New York State assemblywoman Catalina Cruz 9Left) represents a district that overlaps with that of US Representative Alexandria Ocasio-Cortez
The 9/11 attacks remain a potent symbol in New York — more than 22 years after Islamists hijacked four commercial passenger airplanes
Visitors at the National 9/11 Memorial And Museum in New York. Today’s children have no first-hand memories of the attacks
Cruz seeks to amend New York state’s education law in her bill, which was filed in mid-December. It is unclear whether the draft has yet passed through the assembly’s education committee.
Under her revisions, schools would teach about the build-up to 9/11, the deadly attacks, the ‘heroism’ of first responders, and the War on Terror that saw US troops deployed in Afghanistan, Iraq and beyond.
Controversially, teachers would also have to cover ‘Islamophobia and xenophobia in politics, domestic and foreign policy/legislation, media, and general public attitudes,’ according to the bill.
That includes the ‘increase in hate crimes and discrimination; and the impact of Islamophobia, xenophobia, racism, religious intolerance, and other forms of discrimination in society.’
Assaults on Muslims skyrocketed after the 9/11 attacks, according to Pew Research Center.

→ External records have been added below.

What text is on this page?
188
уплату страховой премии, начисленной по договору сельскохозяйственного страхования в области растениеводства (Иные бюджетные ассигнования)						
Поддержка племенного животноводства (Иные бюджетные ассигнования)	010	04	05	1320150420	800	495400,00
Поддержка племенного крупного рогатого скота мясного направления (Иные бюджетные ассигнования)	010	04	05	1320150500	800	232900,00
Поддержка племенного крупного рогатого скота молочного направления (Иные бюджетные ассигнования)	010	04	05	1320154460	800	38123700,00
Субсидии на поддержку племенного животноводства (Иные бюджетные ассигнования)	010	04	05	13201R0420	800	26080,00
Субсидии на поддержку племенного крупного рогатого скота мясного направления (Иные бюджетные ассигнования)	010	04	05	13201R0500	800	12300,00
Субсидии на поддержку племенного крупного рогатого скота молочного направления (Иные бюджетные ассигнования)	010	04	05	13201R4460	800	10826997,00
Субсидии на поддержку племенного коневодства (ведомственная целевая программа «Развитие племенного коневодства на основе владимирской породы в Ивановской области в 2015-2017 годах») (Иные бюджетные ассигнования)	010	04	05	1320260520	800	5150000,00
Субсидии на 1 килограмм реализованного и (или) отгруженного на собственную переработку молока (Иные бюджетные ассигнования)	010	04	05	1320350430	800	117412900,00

Muslim-Americans say they faced bullying, harassment and discrimination, including from federal investigators.
Cruz’s bid to change how children learn about one of the worst attacks on the US in the nation’s history raises questions about her own background.
She lives in Jackson Heights, Queens, representing an immigrant-heavy district that overlaps with the congressional area of another progressive firebrand — Alexandria Ocasio Cortez.

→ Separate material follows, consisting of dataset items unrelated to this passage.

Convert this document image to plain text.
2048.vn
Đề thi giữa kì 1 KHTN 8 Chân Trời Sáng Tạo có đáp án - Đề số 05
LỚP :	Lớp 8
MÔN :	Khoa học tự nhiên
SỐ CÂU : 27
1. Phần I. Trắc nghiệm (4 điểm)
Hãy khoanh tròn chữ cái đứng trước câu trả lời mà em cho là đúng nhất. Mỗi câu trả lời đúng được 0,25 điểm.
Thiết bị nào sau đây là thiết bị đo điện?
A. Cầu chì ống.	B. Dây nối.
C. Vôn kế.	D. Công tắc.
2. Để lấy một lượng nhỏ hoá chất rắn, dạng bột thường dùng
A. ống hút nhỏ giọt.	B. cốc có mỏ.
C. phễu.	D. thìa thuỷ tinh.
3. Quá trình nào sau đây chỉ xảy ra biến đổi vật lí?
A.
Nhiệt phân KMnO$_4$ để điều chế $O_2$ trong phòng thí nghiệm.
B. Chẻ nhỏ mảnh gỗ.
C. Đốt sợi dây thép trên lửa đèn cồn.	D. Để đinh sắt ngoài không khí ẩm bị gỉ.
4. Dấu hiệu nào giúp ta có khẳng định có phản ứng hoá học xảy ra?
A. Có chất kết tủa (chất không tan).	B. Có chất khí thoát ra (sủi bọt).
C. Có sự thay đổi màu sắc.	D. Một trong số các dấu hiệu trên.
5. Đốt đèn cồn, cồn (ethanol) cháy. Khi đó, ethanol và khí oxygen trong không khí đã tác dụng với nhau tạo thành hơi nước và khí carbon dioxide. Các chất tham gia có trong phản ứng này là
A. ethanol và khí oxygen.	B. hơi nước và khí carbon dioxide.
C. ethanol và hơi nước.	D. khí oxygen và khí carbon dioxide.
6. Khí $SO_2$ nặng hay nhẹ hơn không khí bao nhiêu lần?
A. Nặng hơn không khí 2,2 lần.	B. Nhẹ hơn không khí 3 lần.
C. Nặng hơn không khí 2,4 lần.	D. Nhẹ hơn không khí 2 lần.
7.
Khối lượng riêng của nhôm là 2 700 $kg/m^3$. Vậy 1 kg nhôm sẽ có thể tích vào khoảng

She was born in Medellín, Colombia, in the early 1980s, when the Medellín Cartel drug production and smuggling empire of Pablo Escobar was at its peak.
Cruz entered the US illegally aged nine and lived ‘undocumented’ for a decade before getting legal status, her website says.
She was raised in Queens by her single mom, a nanny, office cleaner and street food vendor.
Despite her humble background, she was able to study and practice law and rise to become an influential assemblywoman in Albany.
This is not the first time that the history of 9/11 has proven controversial.
The National September 11 Memorial Museum in the 2010s came under fire for casting aspersions on Islam, with exhibits suggesting that the hard-line views of the terrorists were commonplace among Muslims.